I'm curious as to whether the show has been cited or discussed in any law review articles. If Buffy and The Simpsons can provide fodder for academics, the same should be true for BSG. Perhaps someone out there with a Lexis account can do a quick search.

Posted by wintermute2_0 at 08:00 PM | Comments (0)

March 02, 2008

Are You Smarter Than An Eleventh-Grader?

Who wrote The Canterbury Tales? When did the Civil War occur? What was the Renaissance? If you know the answers to these questions, you're probably not a high school student. A recent survey by Common Core found that American teenagers are "stunningly ignorant" when it comes to humanities like literature and history. I suppose one could argue that kids don't need to know these facts to land a job in sales or software engineering. And if we're content to be a nation of industrious, productive, and wholly unimaginative worker bee dullards, then we should by all means limit access to liberal arts education to the wealthy elite. After all, only the rich can afford to take the time to read Shakespeare and Plato.

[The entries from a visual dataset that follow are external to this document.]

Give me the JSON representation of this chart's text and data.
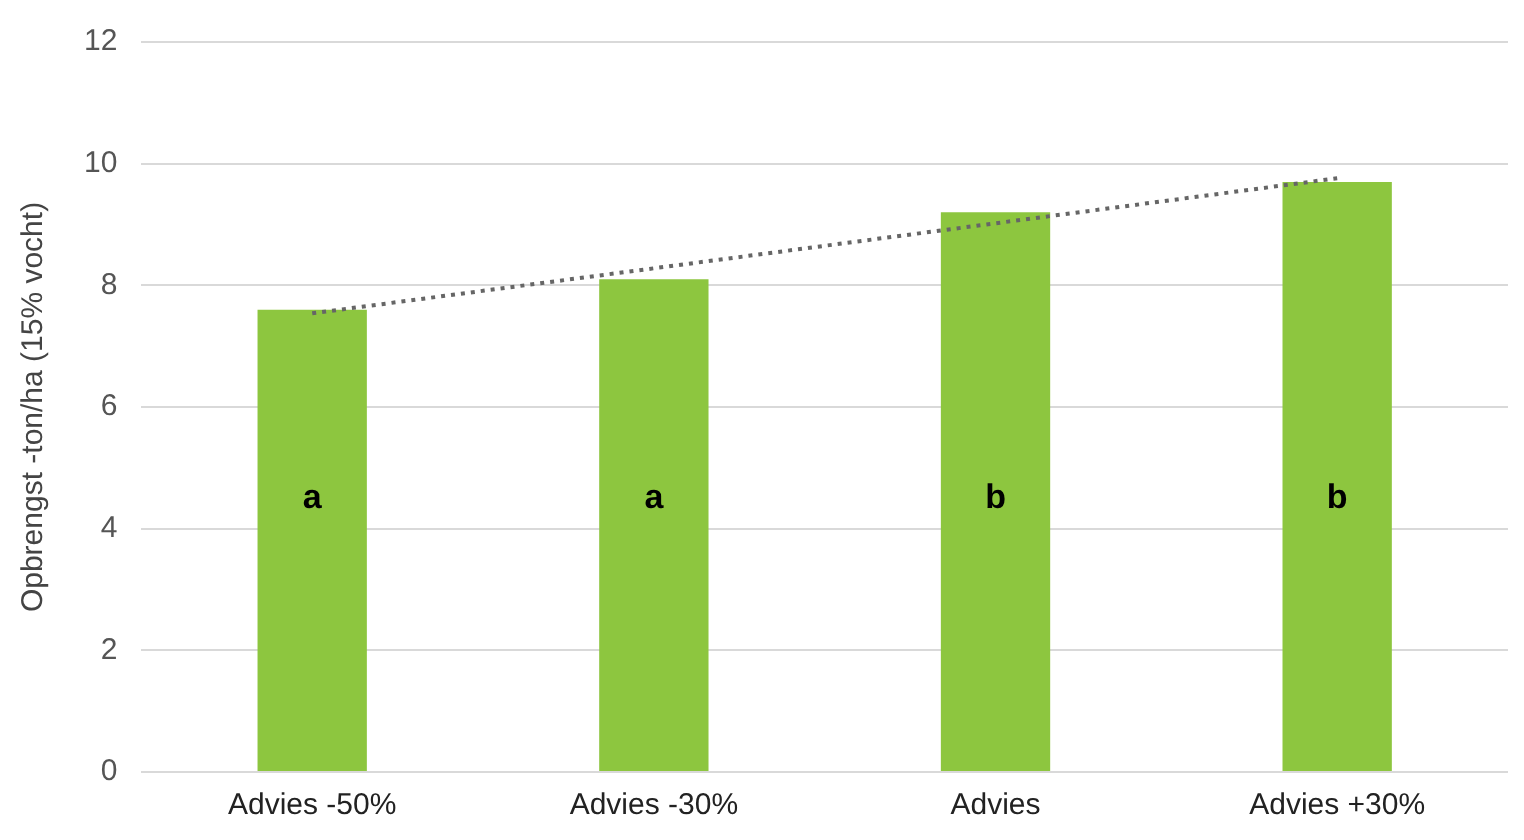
{
  "chart_data": {
    "type": "bar",
    "ylabel": "Opbrengst -ton/ha (15% vocht)",
    "categories": [
      "Advies -50%",
      "Advies -30%",
      "Advies",
      "Advies +30%"
    ],
    "series": [
      {
        "color": "#8dc63f",
        "values": [
          7.6,
          8.1,
          9.2,
          9.7
        ]
      },
      {
        "type": "line",
        "color": "#666666",
        "line_style": "dotted",
        "marker": "none",
        "x": [
          "Advies -50%",
          "Advies +30%"
        ],
        "values": [
          7.54,
          9.76
        ]
      }
    ],
    "ylim": [
      0,
      12
    ],
    "yticks": [
      0,
      2,
      4,
      6,
      8,
      10,
      12
    ],
    "grid": "y",
    "legend": false,
    "annotations": [
      "a",
      "a",
      "b",
      "b"
    ]
  }
}
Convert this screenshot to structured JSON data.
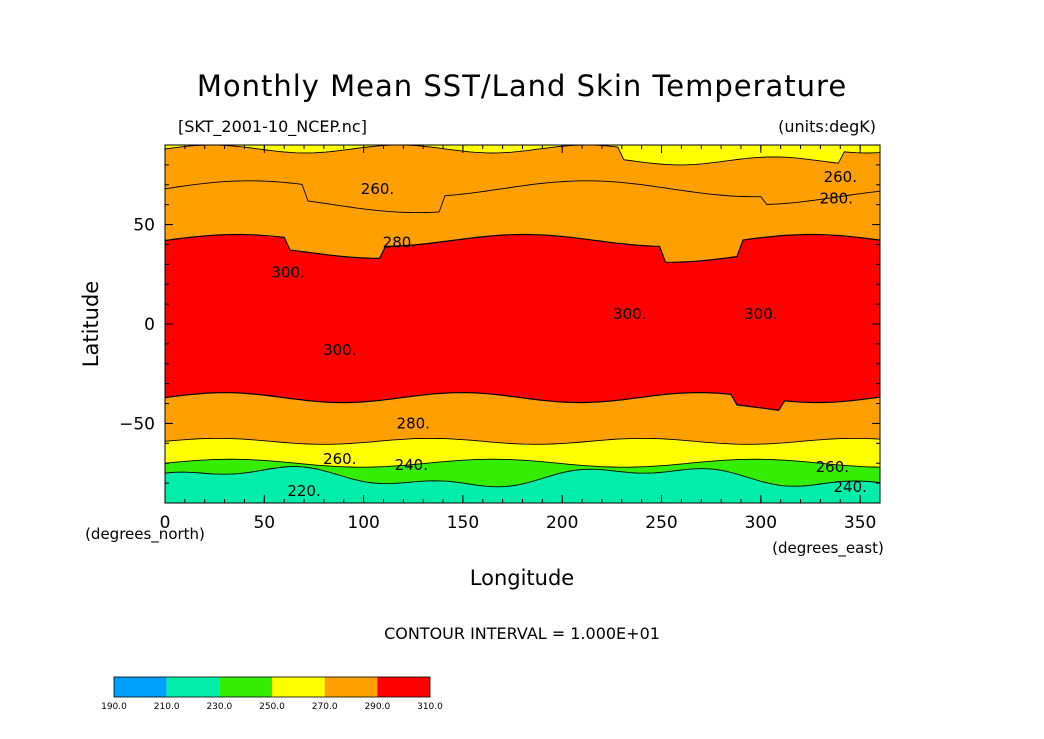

Us proles need to learn our numbers and letters so that we can fulfill our destinies of serving the knowledgeable and informed (i.e. the ruling class).

Posted by wintermute2_0 at 01:10 PM | Comments (1)

March 01, 2008

Good Works

I rely on Google for a lot of things. I use a customized version of the Google home page. I have a Gmail address. And I'm a frequent visitor to other parts of the Google ecosystem, like Reader and Maps. Google's motto is "Don't be evil", which is a bit like saying "don't beat your wife". No major corporation wants to have a reputation as being evil, but they are all compromised to some degree. For example, Google censors search results for its Chinese users. But I do believe that Google has a genuine commitment to making the world a better place, as exhibited in its decision to hand out free voicemail numbers to San Francisco's homeless. Google recognizes that access to communication is critical to coming in from the cold of society's fringes, which is a more farsighted act of charity than most other companies seem capable of contemplating.